近藤健祐 × 福田淳 対談 意外と知らないキャラビジネス考@ソニー・デジタル エンタテインメント【前編】

近藤健祐 × 福田淳 対談
意外と知らないキャラビジネス考
【前編】

構成:福田千津子 撮影:越間有紀子

日時:2016年7月25日(月)

場所:ソニー・デジタル エンタテインメント

近藤 健祐氏(写真右)

マインドワークス・エンタテインメント代表取締役
(キャラクタービジネスプロデューサー)
1968年生まれ。早稲田大学社会科学部卒。2社を経てソニーグループの広告代理店に入社(現フロンテッジ)。キャラクターサイト「イーキャラメッケ」の立ち上げを行い、その後2004年マインドワークス・エンタテインメント設立。現在に至る。

福田 淳氏(写真左)

ソニー・デジタル エンタテインメント 社長
1965年生まれ。日本大学芸術学部卒。アニメ専門チャンネル「アニマックス」など多数のニューメディア立ち上げに関わる。(株)ソニー・ピクチャーズ エンタテインメント バイス・プレジデントを経て現職。

1. エンタメ系の最初の仕事はJリーグカフェ

福田:近藤さんとのお付き合い、もう10年ぐらいになりますよね。

近藤:そうですね。私が独立する前なんで・・。

福田:独立されたのは?

近藤:2004年です。初めてお会いしたのは2001年ごろ、まだインタービジョン(ソニーグループの広告代理店。現フロンテッジ)にいたときですね。ソニー・ピクチャーズエンタテインメントのインタービジョンの営業担当から「面白いことをやってる人がいる」って紹介していただいたのが、福田さん。当時、マンガの配信をやられてました。

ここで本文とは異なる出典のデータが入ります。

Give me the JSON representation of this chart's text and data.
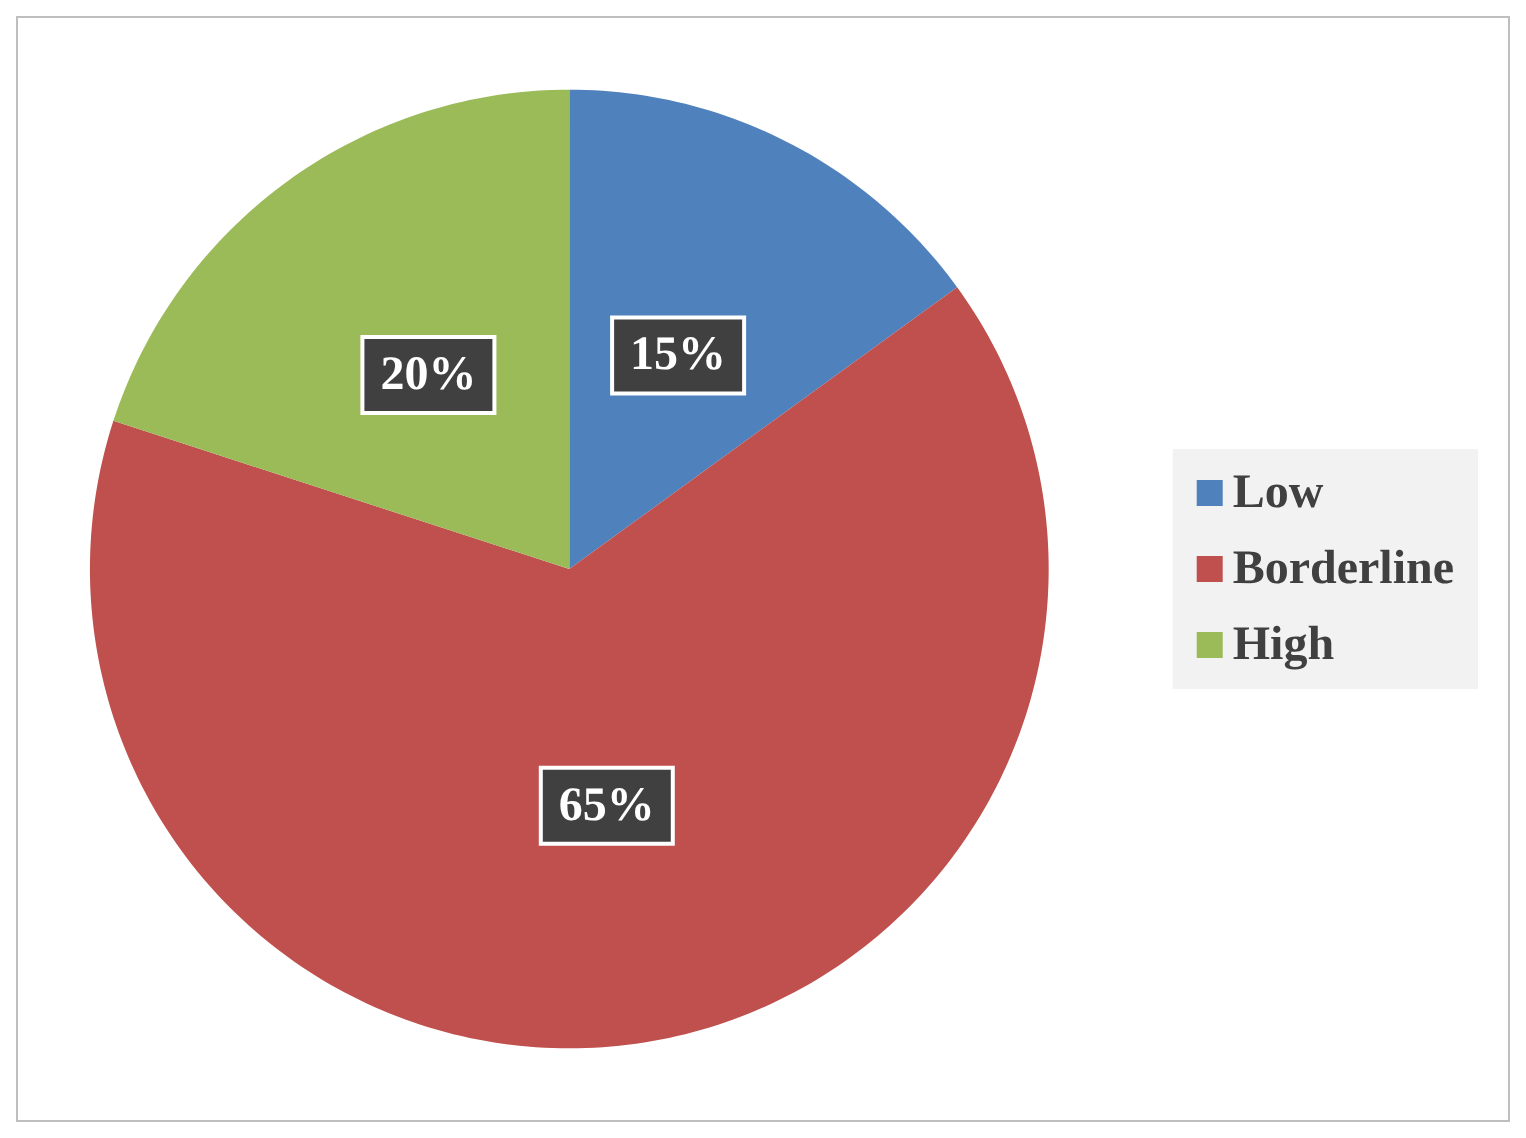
{
  "chart_data": {
    "type": "pie",
    "categories": [
      "Low",
      "Borderline",
      "High"
    ],
    "values": [
      15,
      65,
      20
    ],
    "colors": [
      "#4f81bd",
      "#c0504d",
      "#9bbb59"
    ],
    "value_labels": [
      "15%",
      "65%",
      "20%"
    ],
    "legend": "right"
  }
}
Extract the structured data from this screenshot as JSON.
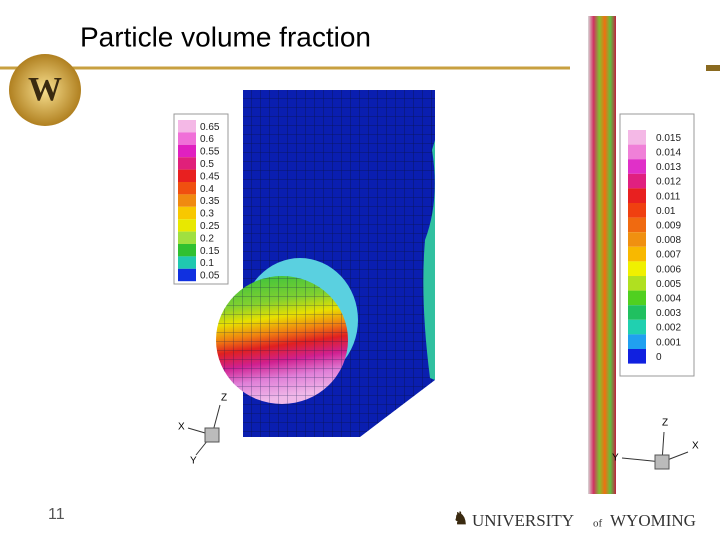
{
  "header": {
    "title": "Particle volume fraction"
  },
  "legend_left": {
    "labels": [
      "0.65",
      "0.6",
      "0.55",
      "0.5",
      "0.45",
      "0.4",
      "0.35",
      "0.3",
      "0.25",
      "0.2",
      "0.15",
      "0.1",
      "0.05"
    ],
    "colors": [
      "#f4b8e6",
      "#f070d8",
      "#e020c0",
      "#e0207a",
      "#e82020",
      "#f05010",
      "#f08a10",
      "#f8c800",
      "#e8e800",
      "#a0e040",
      "#30c030",
      "#20c8b0",
      "#1030e0"
    ]
  },
  "legend_right": {
    "labels": [
      "0.015",
      "0.014",
      "0.013",
      "0.012",
      "0.011",
      "0.01",
      "0.009",
      "0.008",
      "0.007",
      "0.006",
      "0.005",
      "0.004",
      "0.003",
      "0.002",
      "0.001",
      "0"
    ],
    "colors": [
      "#f4b8e6",
      "#f080d8",
      "#e030c8",
      "#e02080",
      "#e82020",
      "#f04010",
      "#f06a10",
      "#f09010",
      "#f8b800",
      "#f0f000",
      "#b0e020",
      "#50d020",
      "#20c060",
      "#20d0b0",
      "#20a0f0",
      "#1020e0"
    ]
  },
  "axes_left": {
    "z": "Z",
    "x": "X",
    "y": "Y"
  },
  "axes_right": {
    "z": "Z",
    "x": "X",
    "y": "Y"
  },
  "footer": {
    "page": "11",
    "university": "UNIVERSITY",
    "of": "of",
    "wyoming": "WYOMING"
  }
}
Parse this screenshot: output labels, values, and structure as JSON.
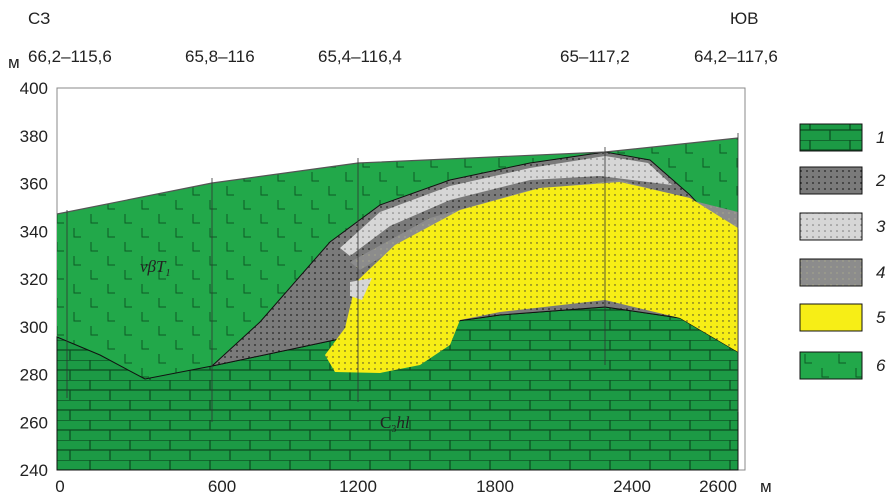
{
  "header": {
    "left_direction": "СЗ",
    "right_direction": "ЮВ",
    "y_unit": "м",
    "x_unit": "м"
  },
  "wells": [
    "66,2–115,6",
    "65,8–116",
    "65,4–116,4",
    "65–117,2",
    "64,2–117,6"
  ],
  "y_axis": {
    "ticks": [
      "400",
      "380",
      "360",
      "340",
      "320",
      "300",
      "280",
      "260",
      "240"
    ]
  },
  "x_axis": {
    "ticks": [
      "0",
      "600",
      "1200",
      "1800",
      "2400",
      "2600"
    ]
  },
  "formations": {
    "upper": {
      "symbol": "νβT",
      "index": "1"
    },
    "lower": {
      "symbol": "C",
      "index": "3",
      "suffix": "hl"
    }
  },
  "legend": [
    "1",
    "2",
    "3",
    "4",
    "5",
    "6"
  ]
}
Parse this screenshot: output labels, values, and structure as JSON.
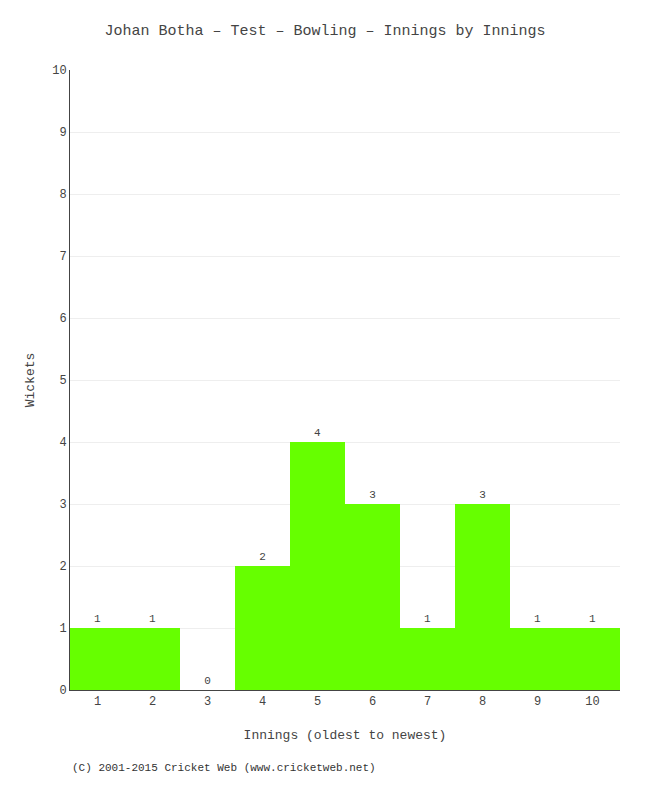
{
  "chart_data": {
    "type": "bar",
    "title": "Johan Botha – Test – Bowling – Innings by Innings",
    "xlabel": "Innings (oldest to newest)",
    "ylabel": "Wickets",
    "categories": [
      "1",
      "2",
      "3",
      "4",
      "5",
      "6",
      "7",
      "8",
      "9",
      "10"
    ],
    "values": [
      1,
      1,
      0,
      2,
      4,
      3,
      1,
      3,
      1,
      1
    ],
    "color": "#66ff00",
    "ylim": [
      0,
      10
    ],
    "yticks": [
      0,
      1,
      2,
      3,
      4,
      5,
      6,
      7,
      8,
      9,
      10
    ],
    "grid": true,
    "data_labels": true,
    "annotations": [
      "(C) 2001-2015 Cricket Web (www.cricketweb.net)"
    ]
  }
}
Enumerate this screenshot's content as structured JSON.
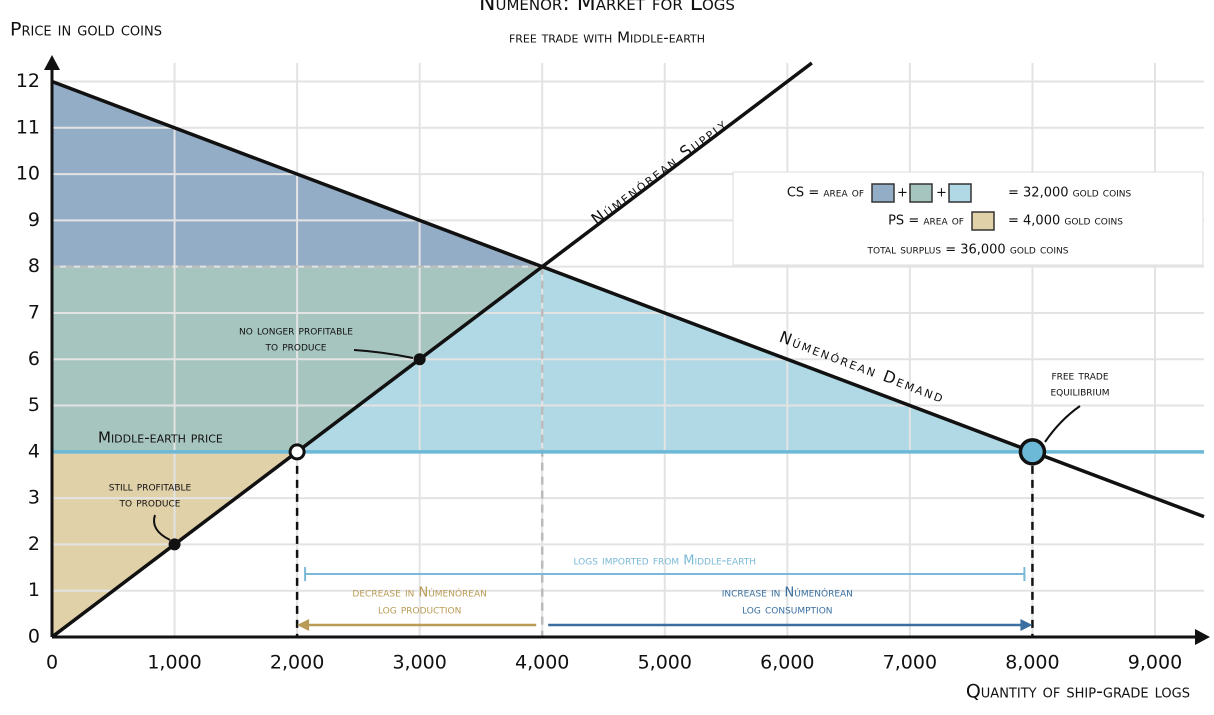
{
  "chart_data": {
    "type": "line",
    "title": "Númenor: Market for Logs",
    "subtitle": "free trade with Middle-earth",
    "y_label": "Price in gold coins",
    "x_label": "Quantity of ship-grade logs",
    "xlim": [
      0,
      9400
    ],
    "ylim": [
      0,
      12.4
    ],
    "xticks": [
      0,
      {
        "value": 1000,
        "label": "1,000"
      },
      {
        "value": 2000,
        "label": "2,000"
      },
      {
        "value": 3000,
        "label": "3,000"
      },
      {
        "value": 4000,
        "label": "4,000"
      },
      {
        "value": 5000,
        "label": "5,000"
      },
      {
        "value": 6000,
        "label": "6,000"
      },
      {
        "value": 7000,
        "label": "7,000"
      },
      {
        "value": 8000,
        "label": "8,000"
      },
      {
        "value": 9000,
        "label": "9,000"
      }
    ],
    "yticks": [
      0,
      1,
      2,
      3,
      4,
      5,
      6,
      7,
      8,
      9,
      10,
      11,
      12
    ],
    "grid": true,
    "areas": [
      {
        "color": "#94adc7",
        "x": [
          0,
          0,
          4000
        ],
        "values": [
          12,
          8,
          8
        ]
      },
      {
        "color": "#a7c5bf",
        "x": [
          0,
          4000,
          2000,
          0
        ],
        "values": [
          8,
          8,
          4,
          4
        ]
      },
      {
        "color": "#b0d9e5",
        "x": [
          2000,
          4000,
          8000
        ],
        "values": [
          4,
          8,
          4
        ]
      },
      {
        "color": "#e1d1a9",
        "x": [
          0,
          2000,
          0
        ],
        "values": [
          0,
          4,
          4
        ]
      }
    ],
    "series": [
      {
        "name": "Númenórean Supply",
        "color": "#111111",
        "x": [
          0,
          6200
        ],
        "values": [
          0,
          12.4
        ]
      },
      {
        "name": "Númenórean Demand",
        "color": "#111111",
        "x": [
          0,
          9400
        ],
        "values": [
          12,
          2.6
        ]
      },
      {
        "name": "Middle-earth price",
        "color": "#6bb8d7",
        "x": [
          0,
          9400
        ],
        "values": [
          4,
          4
        ]
      }
    ],
    "points": [
      {
        "x": 1000,
        "y": 2,
        "style": "dot"
      },
      {
        "x": 3000,
        "y": 6,
        "style": "dot"
      },
      {
        "x": 2000,
        "y": 4,
        "style": "open",
        "drop": "dash"
      },
      {
        "x": 8000,
        "y": 4,
        "style": "big",
        "drop": "dash"
      },
      {
        "x": 4000,
        "y": 8,
        "style": "none",
        "drop": "grey"
      }
    ],
    "arrows": [
      {
        "label": "logs imported from Middle-earth",
        "from": 2000,
        "to": 8000,
        "y": 1.36,
        "color": "#7ab9d8",
        "style": "span"
      },
      {
        "label": [
          "decrease in Númenórean",
          "log production"
        ],
        "from": 4000,
        "to": 2000,
        "y": 0.26,
        "color": "#b99b55",
        "style": "arrow"
      },
      {
        "label": [
          "increase in Númenórean",
          "log consumption"
        ],
        "from": 4000,
        "to": 8000,
        "y": 0.26,
        "color": "#3a6fa0",
        "style": "arrow"
      }
    ],
    "notes": {
      "no_longer": [
        "no longer profitable",
        "to produce"
      ],
      "still": [
        "still profitable",
        "to produce"
      ],
      "equilibrium": [
        "free trade",
        "equilibrium"
      ]
    },
    "legend": {
      "cs_prefix": "CS = area of",
      "plus": "+",
      "cs_suffix": "= 32,000 gold coins",
      "ps_prefix": "PS = area of",
      "ps_suffix": "= 4,000 gold coins",
      "total": "total surplus = 36,000 gold coins"
    }
  }
}
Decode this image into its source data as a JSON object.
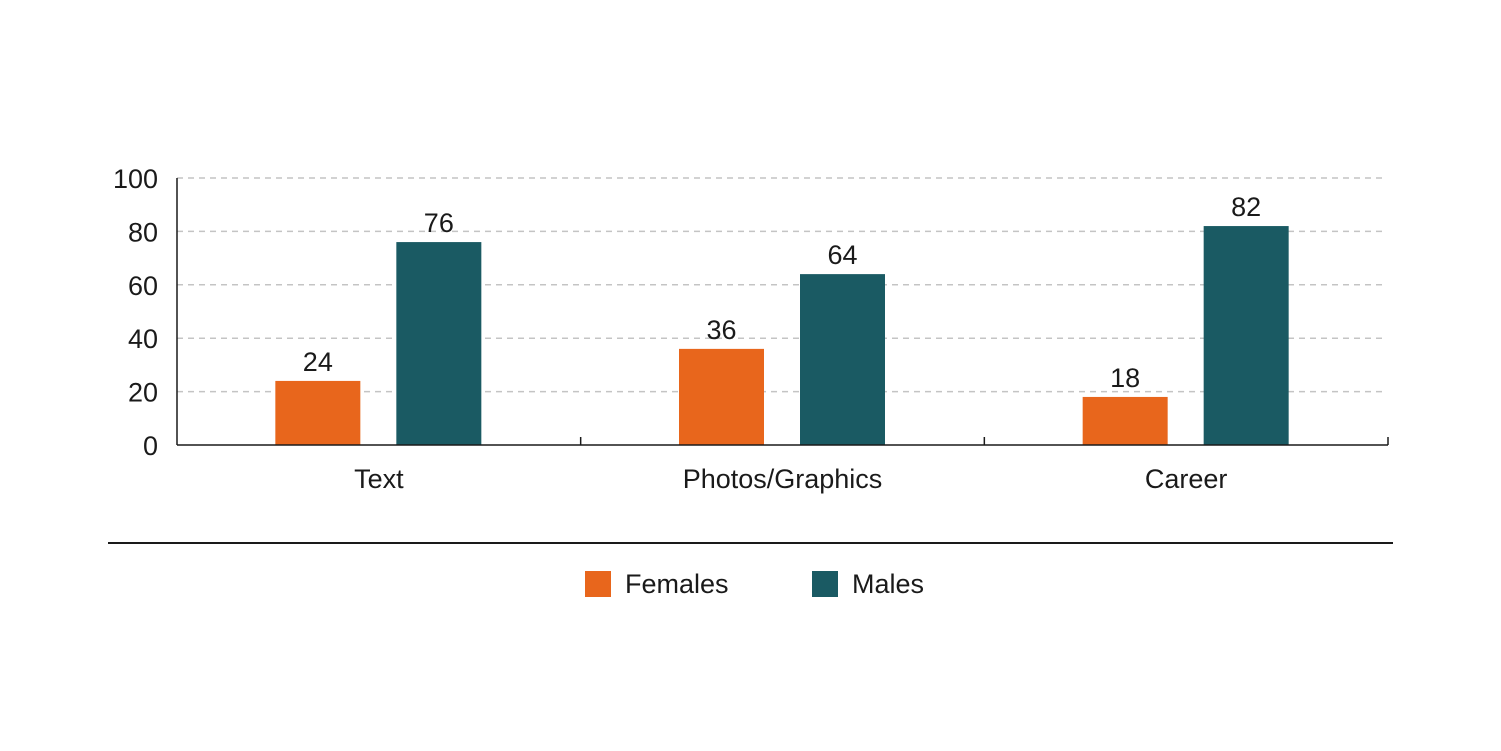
{
  "chart_data": {
    "type": "bar",
    "title": "",
    "xlabel": "",
    "ylabel": "",
    "categories": [
      "Text",
      "Photos/Graphics",
      "Career"
    ],
    "series": [
      {
        "name": "Females",
        "values": [
          24,
          36,
          18
        ],
        "color": "#E8661C"
      },
      {
        "name": "Males",
        "values": [
          76,
          64,
          82
        ],
        "color": "#1A5A63"
      }
    ],
    "ylim": [
      0,
      100
    ],
    "yticks": [
      "0",
      "20",
      "40",
      "60",
      "80",
      "100"
    ],
    "grid": true,
    "legend_position": "bottom-center"
  },
  "legend": {
    "females_label": "Females",
    "males_label": "Males"
  }
}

福田:やってましたね。まだezwebの時代ですよ。ソニー・ピクチャーズでデジタル部門任されてたときですね。「面白いことをやってる」って言ってくださったけど、本当にいつも稼ぎ悪くてね。ハリウッド映画の会社ってスケール違うじゃないですか。30億円の広告宣伝使って100億儲けるみたいなことやってるのに、「この新規事業の初年度の売上は1億円? たった1億?」みたいな。ちょうどバンダイの『キャラっぱ!』がヒットしてましたけど、「待ち受け画像とり放題で100円」とか言っている時代に出会ったんですよね。

近藤:そうです。

福田:なんかキャラクタービジネスって、デジタルでも小売り感覚のビジネスで大変でしたよ。1億円売るって! 100円の画像を100万ダウンロードさせなきゃならない。 さて今度は、近藤さんの経歴をお聞きしますけど、最初から広告代理店に勤められてました?

近藤:一番初めはミクプランニングという、SP会社で企画営業やってました。展示会のの企画、設計、施工の仕事とかが多かったですが、sp全般の仕事をしていました。そして、当時はサッカーの仕事がしたくて、2年目ぐらいに先輩と一緒にJリーグのカフェの提案をしたんです。

福田:Jリーグの商品化の権利、ソニー・クリエイティブプロダクツが持ってましたよね?

近藤:はい。先輩と提案しに行ったのですが、まだ早かったようで、そのときは実現しませんでした。その後、再度プレゼンでお声が掛かり、渋谷のスペイン坂にJクラブっていうカフェができたんです。

福田:あぁ、ありましたねぇ。

近藤:それが最初に関わったエンタメ系の仕事ですね。